As it's Burn's Night tonight here in Scotland, I thought I'd celebrate(along with the vegetarian haggis, neeps, tatties, and of course a liberal dram of the Scottish Water) with an appraisal of a long lost Scottish curio....The MacDonald Sisters. A quartet who combined Ronettes glamour with 100% Gaelic singing.
I know what you're thinking....surely this is a 'Griff Says' piece? But no, it really is me who's writing this. I suppose therefore the law of averages suggests that Griff's next Blog will be all about a band who started out on Crass Records and ended their days on Sarah, and almost certainly called The Guermantes Way(and if you spotted that joke.....well done!)

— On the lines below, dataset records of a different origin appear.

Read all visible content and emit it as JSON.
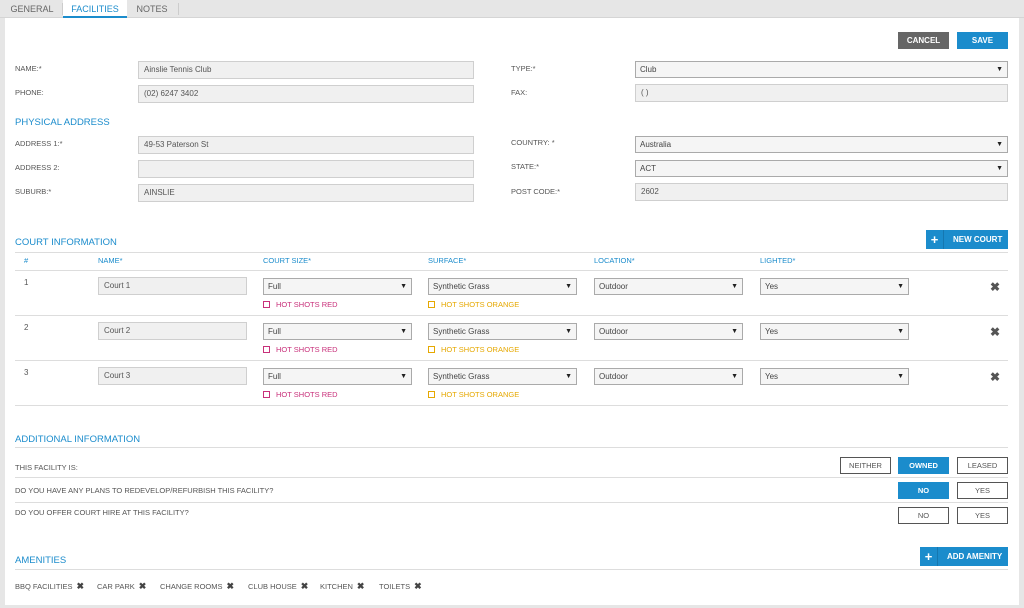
{
  "tabs": [
    "GENERAL",
    "FACILITIES",
    "NOTES"
  ],
  "actions": {
    "cancel": "CANCEL",
    "save": "SAVE"
  },
  "form": {
    "name_label": "NAME:*",
    "name_value": "Ainslie Tennis Club",
    "phone_label": "PHONE:",
    "phone_value": "(02) 6247 3402",
    "type_label": "TYPE:*",
    "type_value": "Club",
    "fax_label": "FAX:",
    "fax_value": "(   )"
  },
  "physical_address": {
    "title": "PHYSICAL ADDRESS",
    "address1_label": "ADDRESS 1:*",
    "address1_value": "49-53 Paterson St",
    "address2_label": "ADDRESS 2:",
    "address2_value": "",
    "suburb_label": "SUBURB:*",
    "suburb_value": "AINSLIE",
    "country_label": "COUNTRY: *",
    "country_value": "Australia",
    "state_label": "STATE:*",
    "state_value": "ACT",
    "postcode_label": "POST CODE:*",
    "postcode_value": "2602"
  },
  "court_info": {
    "title": "COURT INFORMATION",
    "new_court": "NEW COURT",
    "headers": {
      "num": "#",
      "name": "NAME*",
      "size": "COURT SIZE*",
      "surface": "SURFACE*",
      "location": "LOCATION*",
      "lighted": "LIGHTED*"
    },
    "hot_red": "HOT SHOTS RED",
    "hot_orange": "HOT SHOTS ORANGE",
    "courts": [
      {
        "num": "1",
        "name": "Court 1",
        "size": "Full",
        "surface": "Synthetic Grass",
        "location": "Outdoor",
        "lighted": "Yes"
      },
      {
        "num": "2",
        "name": "Court 2",
        "size": "Full",
        "surface": "Synthetic Grass",
        "location": "Outdoor",
        "lighted": "Yes"
      },
      {
        "num": "3",
        "name": "Court 3",
        "size": "Full",
        "surface": "Synthetic Grass",
        "location": "Outdoor",
        "lighted": "Yes"
      }
    ]
  },
  "additional": {
    "title": "ADDITIONAL INFORMATION",
    "q1": "THIS FACILITY IS:",
    "q1_options": [
      "NEITHER",
      "OWNED",
      "LEASED"
    ],
    "q1_selected": "OWNED",
    "q2": "DO YOU HAVE ANY PLANS TO REDEVELOP/REFURBISH THIS FACILITY?",
    "q2_options": [
      "NO",
      "YES"
    ],
    "q2_selected": "NO",
    "q3": "DO YOU OFFER COURT HIRE AT THIS FACILITY?",
    "q3_options": [
      "NO",
      "YES"
    ],
    "q3_selected": ""
  },
  "amenities": {
    "title": "AMENITIES",
    "add": "ADD AMENITY",
    "items": [
      "BBQ FACILITIES",
      "CAR PARK",
      "CHANGE ROOMS",
      "CLUB HOUSE",
      "KITCHEN",
      "TOILETS"
    ]
  }
}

The MacDonald Sisters came to prominence around 1963 and almost immediately won over both the Folk and the Pop music cognoscenti. Their blending of 60s pop glamour with full on Gaelic Folk was an instant success, their Puirt-A-Beul (Mouth Music) stylings in particular being especially spellbinding. Their songs tended to be versions or re-interpretations of Island songs; shanties, songs of the sea and the islanders battles with inclement and ferocious weather etc.
The sisters began appearing on TV shows both north and south of the border to great acclaim, but these tended to be the type of shows that went out live and therefore any tapes that may have existed have either vanished or simply been wiped. One devoted fan was Harry H Corbett of 'Steptoe & Son' fame who, when awarded his own TV special, invited the sisters to appear on his show.

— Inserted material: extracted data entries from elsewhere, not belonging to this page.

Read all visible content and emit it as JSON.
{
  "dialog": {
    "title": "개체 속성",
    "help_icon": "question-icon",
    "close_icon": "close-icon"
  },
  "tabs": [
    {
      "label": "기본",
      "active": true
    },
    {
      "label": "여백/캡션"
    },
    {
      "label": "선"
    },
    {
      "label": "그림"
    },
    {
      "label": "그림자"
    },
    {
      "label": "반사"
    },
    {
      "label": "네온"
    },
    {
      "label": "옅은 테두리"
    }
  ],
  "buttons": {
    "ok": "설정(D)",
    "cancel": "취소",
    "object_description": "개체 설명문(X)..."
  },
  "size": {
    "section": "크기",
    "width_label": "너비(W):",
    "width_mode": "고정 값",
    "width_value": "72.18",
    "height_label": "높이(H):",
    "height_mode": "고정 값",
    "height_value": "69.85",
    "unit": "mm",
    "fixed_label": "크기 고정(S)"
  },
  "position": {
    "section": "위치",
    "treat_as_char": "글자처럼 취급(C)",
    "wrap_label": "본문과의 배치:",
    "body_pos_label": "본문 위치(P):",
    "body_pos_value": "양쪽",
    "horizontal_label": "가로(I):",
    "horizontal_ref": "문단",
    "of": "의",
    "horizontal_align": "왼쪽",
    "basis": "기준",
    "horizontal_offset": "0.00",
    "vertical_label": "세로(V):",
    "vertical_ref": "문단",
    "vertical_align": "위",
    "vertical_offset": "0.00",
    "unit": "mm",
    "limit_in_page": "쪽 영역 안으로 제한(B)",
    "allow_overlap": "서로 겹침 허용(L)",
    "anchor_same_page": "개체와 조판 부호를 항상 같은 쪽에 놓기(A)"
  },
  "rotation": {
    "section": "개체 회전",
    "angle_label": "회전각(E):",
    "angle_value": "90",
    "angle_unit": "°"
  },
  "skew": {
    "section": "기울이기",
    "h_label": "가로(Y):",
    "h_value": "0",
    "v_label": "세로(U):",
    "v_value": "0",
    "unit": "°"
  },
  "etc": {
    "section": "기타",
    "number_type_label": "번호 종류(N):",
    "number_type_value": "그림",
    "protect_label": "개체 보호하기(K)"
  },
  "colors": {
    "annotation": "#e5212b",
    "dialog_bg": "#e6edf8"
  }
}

The BBC filmed a documentary on the girls in 1969 called 'A Song Of Crotal And White' which brought one Daily Record reviewer to froth "their voices together got to nerve endings you didn’t know you had"....obviously not Billy Sloan then!
As the quartet's nationwide popularity began to wane, they maintained a constant profile within the Outer Hebrides, especially on their home island of Lewis.

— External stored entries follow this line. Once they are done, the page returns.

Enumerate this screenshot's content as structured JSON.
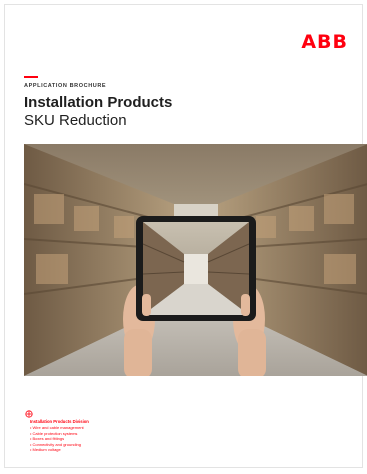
{
  "brand": {
    "logo_text": "ABB",
    "accent_color": "#ff000f"
  },
  "header": {
    "eyebrow": "APPLICATION BROCHURE",
    "title": "Installation Products",
    "subtitle": "SKU Reduction"
  },
  "hero": {
    "description_icon": "tablet-in-warehouse-photo"
  },
  "footer": {
    "division": "Installation Products Division",
    "items": [
      "Wire and cable management",
      "Cable protection systems",
      "Boxes and fittings",
      "Connectivity and grounding",
      "Medium voltage"
    ]
  }
}
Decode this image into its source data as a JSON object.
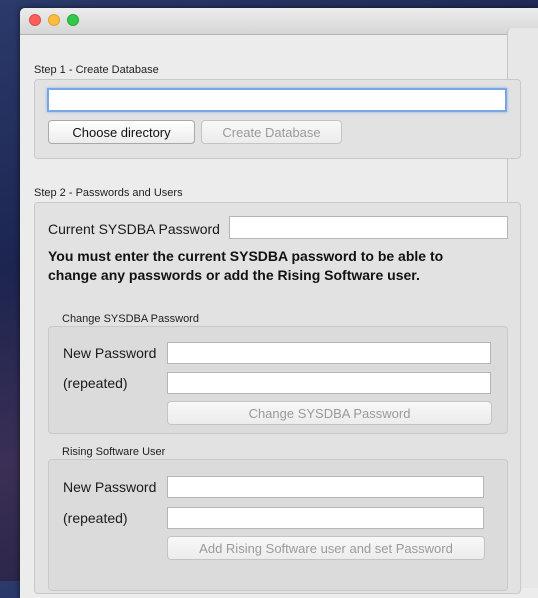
{
  "step1": {
    "title": "Step 1 - Create Database",
    "path_value": "",
    "choose_dir_label": "Choose directory",
    "create_db_label": "Create Database"
  },
  "step2": {
    "title": "Step 2 - Passwords and Users",
    "current_pw_label": "Current SYSDBA Password",
    "warning_line1": "You must enter the current SYSDBA password to be able to",
    "warning_line2": "change any passwords or add the Rising Software user.",
    "change_sysdba": {
      "title": "Change SYSDBA Password",
      "new_pw_label": "New Password",
      "repeated_label": "(repeated)",
      "button_label": "Change SYSDBA Password"
    },
    "rising_user": {
      "title": "Rising Software User",
      "new_pw_label": "New Password",
      "repeated_label": "(repeated)",
      "button_label": "Add Rising Software user and set Password"
    }
  }
}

So why the new wave of interest now?
Well, we have both Creation Records and Teenage Fanclub to thank for this.
First off, Finlay MacDonald of The Fannies is the son of Kathleen MacDonald who was responsible for the incredible vocal arrangements and it is he who has compiled a new overview compilation CD, 'Sòlas Clann Dhòmhnaill'(Songs Of Clan Donald) which is being released by PoppyDisc Records, an offshoot of Creation legend Joe Foster's Rev-Ola Records.
Also, back in November, The MacDonald Sisters got together at Glasgow’s top Gaelic nightclub, Ceòl ‘s Craic, at the Centre for Contemporary Arts for their first live performance since 1977. The night also culminated in a showing of a revamped/re-edited version of the BBC documentary(which I'm hoping BBC4 may show sometime soon).
I have to admit that this all may be a bit of an acquired taste and that any one not Scottish may find the whole thing a little bewildering, but dear Friends, you've trusted Griff and I so far, so why not trust us one more time?
Get yourself a good peaty Single Malt, breathe in that sea air, and discover those nerve endings you didn't know you had!